Optical effect – We sometimes receive complaints about the appearance of a "rainbow" of colour patterns in insulating glass units. They are not caused by glass defects or dirt on the glass, but are merely an optical illusion caused by light waves interfering with each other as they pass through or are reflected from an insulating glass unit. There are usually two types of bands: Brewster’s fringes and Newton’s rings. Brewster’s fringes are more visible in units made of float glass than in units made of drawn glass. The reason for this is that float glass has optically almost flat surfaces and the glass thickness is more uniform. Typically, these patterns are only visible when the glass unit is viewed at an angle. In the case of Newton's rings, the patterns are seen only in the centre of the unit and are either circular or elliptical in shape. Their presence indicates a faulty unit that should be repaired or replaced.
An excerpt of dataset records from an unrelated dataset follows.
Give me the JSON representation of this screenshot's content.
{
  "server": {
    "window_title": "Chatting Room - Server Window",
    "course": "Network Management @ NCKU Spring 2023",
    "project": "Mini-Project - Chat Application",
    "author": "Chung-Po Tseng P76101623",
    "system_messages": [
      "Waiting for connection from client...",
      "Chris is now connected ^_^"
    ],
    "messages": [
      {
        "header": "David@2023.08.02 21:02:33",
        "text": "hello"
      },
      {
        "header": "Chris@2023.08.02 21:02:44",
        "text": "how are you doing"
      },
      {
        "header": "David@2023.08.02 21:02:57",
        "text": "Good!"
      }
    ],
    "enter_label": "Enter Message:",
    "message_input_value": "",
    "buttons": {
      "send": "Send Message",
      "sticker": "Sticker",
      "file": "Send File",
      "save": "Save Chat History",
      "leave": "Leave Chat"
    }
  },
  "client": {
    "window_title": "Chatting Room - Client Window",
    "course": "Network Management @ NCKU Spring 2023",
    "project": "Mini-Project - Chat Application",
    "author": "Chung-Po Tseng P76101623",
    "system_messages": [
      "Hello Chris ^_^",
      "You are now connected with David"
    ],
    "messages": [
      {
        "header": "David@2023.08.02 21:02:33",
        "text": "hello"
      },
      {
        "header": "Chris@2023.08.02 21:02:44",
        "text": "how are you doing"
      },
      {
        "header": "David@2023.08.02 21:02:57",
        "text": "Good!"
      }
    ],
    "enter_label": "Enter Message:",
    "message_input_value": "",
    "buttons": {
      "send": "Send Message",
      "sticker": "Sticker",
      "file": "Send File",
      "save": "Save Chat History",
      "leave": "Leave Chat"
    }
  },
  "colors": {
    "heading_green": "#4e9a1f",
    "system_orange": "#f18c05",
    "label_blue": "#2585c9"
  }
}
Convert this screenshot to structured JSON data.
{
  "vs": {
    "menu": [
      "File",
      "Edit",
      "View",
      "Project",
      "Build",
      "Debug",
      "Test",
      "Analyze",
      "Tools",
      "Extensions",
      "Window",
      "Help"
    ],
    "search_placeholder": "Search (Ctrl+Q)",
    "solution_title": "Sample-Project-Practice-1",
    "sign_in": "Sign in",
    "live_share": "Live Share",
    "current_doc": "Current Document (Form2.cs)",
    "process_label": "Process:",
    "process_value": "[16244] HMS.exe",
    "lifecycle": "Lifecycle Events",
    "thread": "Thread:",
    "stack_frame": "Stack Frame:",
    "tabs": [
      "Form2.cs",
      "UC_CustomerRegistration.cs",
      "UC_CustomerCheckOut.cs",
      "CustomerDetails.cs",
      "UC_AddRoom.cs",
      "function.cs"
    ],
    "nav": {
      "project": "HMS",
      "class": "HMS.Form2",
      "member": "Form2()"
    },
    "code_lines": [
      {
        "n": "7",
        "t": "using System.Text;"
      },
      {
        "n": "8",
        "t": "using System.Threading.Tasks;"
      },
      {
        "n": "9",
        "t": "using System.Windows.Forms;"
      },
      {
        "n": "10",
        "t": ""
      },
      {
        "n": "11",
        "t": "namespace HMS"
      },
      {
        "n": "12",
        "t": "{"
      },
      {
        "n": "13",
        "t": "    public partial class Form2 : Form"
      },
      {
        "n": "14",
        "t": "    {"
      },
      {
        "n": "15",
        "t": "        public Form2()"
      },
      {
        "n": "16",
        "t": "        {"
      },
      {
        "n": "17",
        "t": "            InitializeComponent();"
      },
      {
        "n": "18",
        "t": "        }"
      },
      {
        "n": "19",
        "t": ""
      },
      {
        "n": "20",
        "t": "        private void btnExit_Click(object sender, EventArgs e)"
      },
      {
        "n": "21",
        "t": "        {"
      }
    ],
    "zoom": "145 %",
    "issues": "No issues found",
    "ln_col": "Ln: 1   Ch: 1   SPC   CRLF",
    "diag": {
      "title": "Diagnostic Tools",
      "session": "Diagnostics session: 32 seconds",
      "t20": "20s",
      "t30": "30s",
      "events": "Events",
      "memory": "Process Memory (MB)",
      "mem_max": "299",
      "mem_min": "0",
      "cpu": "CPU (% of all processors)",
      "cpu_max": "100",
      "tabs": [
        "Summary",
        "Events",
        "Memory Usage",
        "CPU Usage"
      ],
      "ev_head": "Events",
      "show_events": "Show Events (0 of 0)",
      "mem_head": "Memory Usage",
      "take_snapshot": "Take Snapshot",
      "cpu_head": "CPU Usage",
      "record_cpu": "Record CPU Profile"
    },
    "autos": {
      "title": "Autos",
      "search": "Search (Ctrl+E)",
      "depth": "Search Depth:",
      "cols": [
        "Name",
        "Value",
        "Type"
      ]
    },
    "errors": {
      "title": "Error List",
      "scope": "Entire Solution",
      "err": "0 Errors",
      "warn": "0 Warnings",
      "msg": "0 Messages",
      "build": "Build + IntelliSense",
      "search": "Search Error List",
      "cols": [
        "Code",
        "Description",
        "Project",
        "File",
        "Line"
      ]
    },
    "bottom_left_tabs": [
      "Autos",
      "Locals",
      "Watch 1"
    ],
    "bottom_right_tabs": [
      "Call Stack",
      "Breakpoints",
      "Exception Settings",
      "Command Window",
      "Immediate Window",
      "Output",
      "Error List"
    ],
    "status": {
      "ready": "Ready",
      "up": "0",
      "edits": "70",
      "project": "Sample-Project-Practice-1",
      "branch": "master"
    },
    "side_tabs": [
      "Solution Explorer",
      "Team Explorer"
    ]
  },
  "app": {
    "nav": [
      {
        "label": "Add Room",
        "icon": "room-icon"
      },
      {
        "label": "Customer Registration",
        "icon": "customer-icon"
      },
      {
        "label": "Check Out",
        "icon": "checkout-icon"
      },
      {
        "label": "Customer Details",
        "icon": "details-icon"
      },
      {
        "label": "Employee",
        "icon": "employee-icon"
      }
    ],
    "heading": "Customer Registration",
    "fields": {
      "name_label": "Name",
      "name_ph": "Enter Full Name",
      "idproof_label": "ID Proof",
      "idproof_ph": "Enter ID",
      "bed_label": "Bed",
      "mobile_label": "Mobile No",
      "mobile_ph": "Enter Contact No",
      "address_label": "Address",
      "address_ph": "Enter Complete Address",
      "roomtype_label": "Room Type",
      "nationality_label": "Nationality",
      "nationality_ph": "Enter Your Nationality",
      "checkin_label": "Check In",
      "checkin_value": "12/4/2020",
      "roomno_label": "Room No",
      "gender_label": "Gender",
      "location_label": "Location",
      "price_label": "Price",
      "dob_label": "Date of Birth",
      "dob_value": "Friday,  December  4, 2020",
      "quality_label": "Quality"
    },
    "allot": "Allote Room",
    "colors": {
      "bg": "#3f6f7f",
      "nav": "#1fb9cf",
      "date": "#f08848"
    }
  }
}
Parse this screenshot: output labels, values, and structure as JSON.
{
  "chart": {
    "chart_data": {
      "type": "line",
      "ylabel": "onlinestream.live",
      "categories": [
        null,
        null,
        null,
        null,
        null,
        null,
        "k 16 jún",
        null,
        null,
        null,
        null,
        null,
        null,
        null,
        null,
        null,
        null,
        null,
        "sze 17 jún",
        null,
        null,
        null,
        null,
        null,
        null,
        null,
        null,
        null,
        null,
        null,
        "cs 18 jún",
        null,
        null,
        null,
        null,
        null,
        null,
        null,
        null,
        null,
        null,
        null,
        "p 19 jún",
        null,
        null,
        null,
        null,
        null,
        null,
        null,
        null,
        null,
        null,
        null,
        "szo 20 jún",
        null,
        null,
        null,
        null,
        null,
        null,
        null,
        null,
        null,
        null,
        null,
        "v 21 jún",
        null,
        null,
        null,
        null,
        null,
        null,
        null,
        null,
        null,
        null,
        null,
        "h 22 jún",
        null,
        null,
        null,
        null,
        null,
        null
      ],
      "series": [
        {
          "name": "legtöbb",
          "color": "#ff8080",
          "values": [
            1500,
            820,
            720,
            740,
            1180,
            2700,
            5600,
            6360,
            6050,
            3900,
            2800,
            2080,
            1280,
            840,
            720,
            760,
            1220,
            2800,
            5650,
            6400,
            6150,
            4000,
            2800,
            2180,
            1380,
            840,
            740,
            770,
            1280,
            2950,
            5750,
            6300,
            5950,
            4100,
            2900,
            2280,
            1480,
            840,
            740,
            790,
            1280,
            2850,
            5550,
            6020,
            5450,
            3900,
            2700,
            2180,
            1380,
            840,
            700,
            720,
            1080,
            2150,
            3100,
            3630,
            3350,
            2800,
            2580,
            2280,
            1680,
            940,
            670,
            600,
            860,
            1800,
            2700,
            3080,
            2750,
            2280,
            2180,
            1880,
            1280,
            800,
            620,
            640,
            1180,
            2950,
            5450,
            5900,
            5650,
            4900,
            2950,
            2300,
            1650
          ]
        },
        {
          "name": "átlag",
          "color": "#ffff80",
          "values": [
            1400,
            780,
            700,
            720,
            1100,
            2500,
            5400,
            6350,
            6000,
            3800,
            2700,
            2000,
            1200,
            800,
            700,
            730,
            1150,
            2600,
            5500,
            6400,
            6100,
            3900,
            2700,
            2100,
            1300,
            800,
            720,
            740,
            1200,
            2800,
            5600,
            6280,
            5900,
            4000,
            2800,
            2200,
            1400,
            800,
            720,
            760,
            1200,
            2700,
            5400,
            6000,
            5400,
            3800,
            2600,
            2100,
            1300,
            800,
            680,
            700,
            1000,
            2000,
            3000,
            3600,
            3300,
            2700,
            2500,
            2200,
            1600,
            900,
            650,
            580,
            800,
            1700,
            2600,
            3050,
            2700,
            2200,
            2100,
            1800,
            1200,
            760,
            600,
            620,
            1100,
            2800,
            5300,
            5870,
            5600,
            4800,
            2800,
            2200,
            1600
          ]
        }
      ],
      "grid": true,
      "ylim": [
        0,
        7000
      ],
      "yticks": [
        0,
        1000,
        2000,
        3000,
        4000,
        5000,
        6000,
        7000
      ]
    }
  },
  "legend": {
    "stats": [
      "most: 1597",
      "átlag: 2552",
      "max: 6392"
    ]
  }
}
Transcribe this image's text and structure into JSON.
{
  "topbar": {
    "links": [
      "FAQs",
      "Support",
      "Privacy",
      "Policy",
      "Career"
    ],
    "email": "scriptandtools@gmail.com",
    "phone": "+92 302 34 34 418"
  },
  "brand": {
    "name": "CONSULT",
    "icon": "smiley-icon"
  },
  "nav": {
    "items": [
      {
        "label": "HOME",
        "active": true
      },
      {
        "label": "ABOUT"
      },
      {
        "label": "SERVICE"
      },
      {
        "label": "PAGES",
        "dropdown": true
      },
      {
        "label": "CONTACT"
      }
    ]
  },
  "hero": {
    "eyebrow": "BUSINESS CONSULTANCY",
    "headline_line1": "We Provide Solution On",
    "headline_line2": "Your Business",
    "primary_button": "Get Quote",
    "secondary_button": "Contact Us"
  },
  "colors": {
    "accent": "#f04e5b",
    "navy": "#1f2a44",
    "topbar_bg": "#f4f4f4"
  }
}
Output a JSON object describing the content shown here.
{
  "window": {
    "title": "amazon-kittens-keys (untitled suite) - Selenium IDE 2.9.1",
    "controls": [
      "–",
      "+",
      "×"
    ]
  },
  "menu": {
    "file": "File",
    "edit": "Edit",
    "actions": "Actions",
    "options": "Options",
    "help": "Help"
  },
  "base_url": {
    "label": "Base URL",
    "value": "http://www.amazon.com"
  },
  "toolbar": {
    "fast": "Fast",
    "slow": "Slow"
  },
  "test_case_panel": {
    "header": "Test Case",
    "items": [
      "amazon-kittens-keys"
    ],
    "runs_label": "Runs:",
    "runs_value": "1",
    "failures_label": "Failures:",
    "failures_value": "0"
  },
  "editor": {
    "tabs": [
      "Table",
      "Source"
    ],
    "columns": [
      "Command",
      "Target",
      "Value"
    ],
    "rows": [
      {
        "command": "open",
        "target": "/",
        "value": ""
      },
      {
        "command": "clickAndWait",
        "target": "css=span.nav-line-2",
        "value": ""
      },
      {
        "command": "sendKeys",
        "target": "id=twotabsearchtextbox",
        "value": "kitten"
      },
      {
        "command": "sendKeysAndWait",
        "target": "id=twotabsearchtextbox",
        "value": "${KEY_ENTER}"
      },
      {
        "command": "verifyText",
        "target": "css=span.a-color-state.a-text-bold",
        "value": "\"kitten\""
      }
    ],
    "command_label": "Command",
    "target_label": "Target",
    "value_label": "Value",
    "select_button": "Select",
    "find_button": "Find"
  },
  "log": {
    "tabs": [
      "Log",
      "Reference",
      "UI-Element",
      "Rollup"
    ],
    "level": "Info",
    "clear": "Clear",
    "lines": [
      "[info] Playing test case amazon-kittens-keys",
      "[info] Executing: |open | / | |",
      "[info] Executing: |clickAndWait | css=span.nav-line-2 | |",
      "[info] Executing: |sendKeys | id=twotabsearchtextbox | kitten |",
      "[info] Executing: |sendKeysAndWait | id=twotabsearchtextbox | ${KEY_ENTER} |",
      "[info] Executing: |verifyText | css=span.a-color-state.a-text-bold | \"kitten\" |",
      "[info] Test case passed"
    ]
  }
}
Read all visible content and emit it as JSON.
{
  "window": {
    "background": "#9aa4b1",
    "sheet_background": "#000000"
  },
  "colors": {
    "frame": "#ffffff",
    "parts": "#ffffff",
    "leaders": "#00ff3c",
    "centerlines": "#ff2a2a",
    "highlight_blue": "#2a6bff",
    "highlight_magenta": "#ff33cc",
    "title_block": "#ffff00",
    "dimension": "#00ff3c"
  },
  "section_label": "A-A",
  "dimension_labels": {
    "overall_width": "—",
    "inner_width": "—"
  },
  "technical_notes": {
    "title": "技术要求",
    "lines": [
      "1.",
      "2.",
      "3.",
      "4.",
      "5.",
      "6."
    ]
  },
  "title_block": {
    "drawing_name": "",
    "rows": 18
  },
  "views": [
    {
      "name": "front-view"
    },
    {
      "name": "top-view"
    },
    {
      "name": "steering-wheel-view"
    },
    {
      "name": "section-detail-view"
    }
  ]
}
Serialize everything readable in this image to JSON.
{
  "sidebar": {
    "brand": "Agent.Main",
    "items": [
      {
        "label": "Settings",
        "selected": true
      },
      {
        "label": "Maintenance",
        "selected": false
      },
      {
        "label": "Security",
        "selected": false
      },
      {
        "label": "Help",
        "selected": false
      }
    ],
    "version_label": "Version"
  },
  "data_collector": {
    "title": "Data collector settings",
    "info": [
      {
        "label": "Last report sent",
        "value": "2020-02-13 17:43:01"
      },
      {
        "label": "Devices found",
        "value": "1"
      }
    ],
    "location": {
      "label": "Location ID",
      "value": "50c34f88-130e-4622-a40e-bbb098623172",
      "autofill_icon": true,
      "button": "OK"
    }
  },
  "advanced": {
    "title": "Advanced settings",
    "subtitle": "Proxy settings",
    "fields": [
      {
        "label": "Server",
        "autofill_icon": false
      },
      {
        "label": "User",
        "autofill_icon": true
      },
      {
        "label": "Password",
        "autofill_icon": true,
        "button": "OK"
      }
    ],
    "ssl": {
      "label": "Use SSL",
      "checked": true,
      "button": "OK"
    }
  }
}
What are Brewster’s fringes?

BREWSTER’S FRINGES – They can appear in a unit where the two panes are almost of the same thickness. The difference in thickness between the two panes must be very small and approximately the same as the average wavelength of visible light, i.e. 0.0005 mm. Millions of light waves pass through or are reflected from an insulating glass unit. The reason that Brewster’s fringes are observed more often in units made of float glass than of drawn glass is the fact that float glass, which is a much better quality product, is very flat and presents relatively small differences in thickness. However, as already mentioned, a necessary condition for the appearance of the Brewster’s fringes is the presence of two panes of almost identical thickness in the insulating glass unit. The difference in thickness should be approx. 0.00035 to 0.0007. This condition, although rare, is more often met by float glass than by drawn glass. In addition, drawn glass has defects that mask the Brewster fringes that may occur.

What are Newton’s rings?

This optical effect occurs only in defective insulating glass units, when two panes touch (one to the other) or almost touch at the centre of the insulating glass unit. This optical effect is a series of concentric colour rings with the centre being the point of contact or close contact between the two panes. The rings are approximately circular or elliptical in shape. Newton’s rings are caused by interference, in which light waves have different path lengths when passing through a defective thermal insulation unit or are reflected from it. In this case, however, it is not the nearly equal thickness of the panes that causes the waves to be phase-shifted; the interference occurs inside a thin, wedge-shaped air film adjacent to the contact – or near contact – point of two panes.